Time really does go by fast, it’s been 9 years since my mother passed away. Gosh how I miss her! I miss her voice, her laugh, even the way I would aggravate her, and then laugh about it. I miss her loving ways towards me. She was a very loving woman, I have such an empty space in my heart for her. When she passed away, it took me a long time to really begin to heal. We never really get over losing a loved one, but we learn to deal with it better. I have had people in my life that have been so understanding and caring about this. Then there were some that basically said “Get over it” which is really the cruelest thing to say to someone. One day they too will feel what it’s like to lose a loved one. I had one person tell me that, I was shocked to be quite honest. That someone could be so cold in that way. I don’t need to associate with people like that. Anyway those that were in my life and still are in my life or have come into my life since, are a blessing and I love them to pieces. I just want to thank all my friends that have been there for me.

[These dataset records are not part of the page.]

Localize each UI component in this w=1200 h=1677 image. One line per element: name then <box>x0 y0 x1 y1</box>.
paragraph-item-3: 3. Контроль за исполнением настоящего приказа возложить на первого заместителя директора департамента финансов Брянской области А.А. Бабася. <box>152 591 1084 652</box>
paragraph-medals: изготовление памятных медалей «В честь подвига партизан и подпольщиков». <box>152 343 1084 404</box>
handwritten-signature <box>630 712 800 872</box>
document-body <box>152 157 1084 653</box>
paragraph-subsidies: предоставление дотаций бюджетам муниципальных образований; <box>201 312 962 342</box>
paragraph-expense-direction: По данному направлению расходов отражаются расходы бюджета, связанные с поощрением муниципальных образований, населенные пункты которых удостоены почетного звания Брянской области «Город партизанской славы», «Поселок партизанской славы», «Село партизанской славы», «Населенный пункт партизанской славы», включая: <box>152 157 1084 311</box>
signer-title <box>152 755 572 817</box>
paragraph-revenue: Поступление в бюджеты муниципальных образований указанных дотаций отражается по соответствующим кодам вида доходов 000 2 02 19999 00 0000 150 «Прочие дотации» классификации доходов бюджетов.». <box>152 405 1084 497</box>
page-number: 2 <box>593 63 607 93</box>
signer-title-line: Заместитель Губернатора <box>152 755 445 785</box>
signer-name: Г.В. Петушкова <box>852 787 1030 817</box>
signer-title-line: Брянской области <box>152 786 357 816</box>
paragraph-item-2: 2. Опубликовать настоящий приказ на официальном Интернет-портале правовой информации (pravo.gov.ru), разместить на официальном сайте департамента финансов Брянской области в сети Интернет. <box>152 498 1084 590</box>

I love you!
So I haven’t blogged in a few days, haven’t really felt like it much. I’ve been trying to work on getting things posted on my eBay and that is going really well. Slow but good, it takes a long time to get that listing just right. I remember my first experience doing that, I was in England, and I was doing it for my friend. And omgosh I didn’t explain myself correctly, so people were thinking they were getting 2 sets instead of one, ahhh it was a mess. But in the end it was sorted and everyone was happy. So now I am once again giving it a go, and I think this time will be easier than my last experience. I already have 4 items, and one of them were sold like a day after posting it, yay go me lol. I guess you can say I’m happy about how that is going.
Oh here I go getting distracted again. I can never stay on one thing, I always have more than one thing going. Why? I don’t know, perhaps I feel I can complete them all at the same time, sometimes it works out for me, other times like this .. it does not lol. So there was more distractions, I had to sort somethings out upstairs. I’m happy with that for now. It’s going on 6pm now, so William will be home soon, we are making chicken pot pies tonight, we don’t make tiny teeny ones either hehe.
Well Tuesday night we finally got the back story of Robert on LOST, it’s such a sad story. He was tricked into staying there and doing what the smoke monster wanted, well almost hehe. I think he will be with his wife in the end, I feel he deserves that. I’m still waiting for True Blood to finally come back, but that isn’t happening until June gosh such a long wait. Oh and next week finally V will be back, I really look forward to seeing it, as it’s remake of the original series, so this shall be good. I remember the original series, vaguely but I remember, I think this will have a new spin on things. Everything is so much more “modern” shall I dare say? Nevertheless I can’t wait! Ok well I think I’ll go now. I’m starving, see you!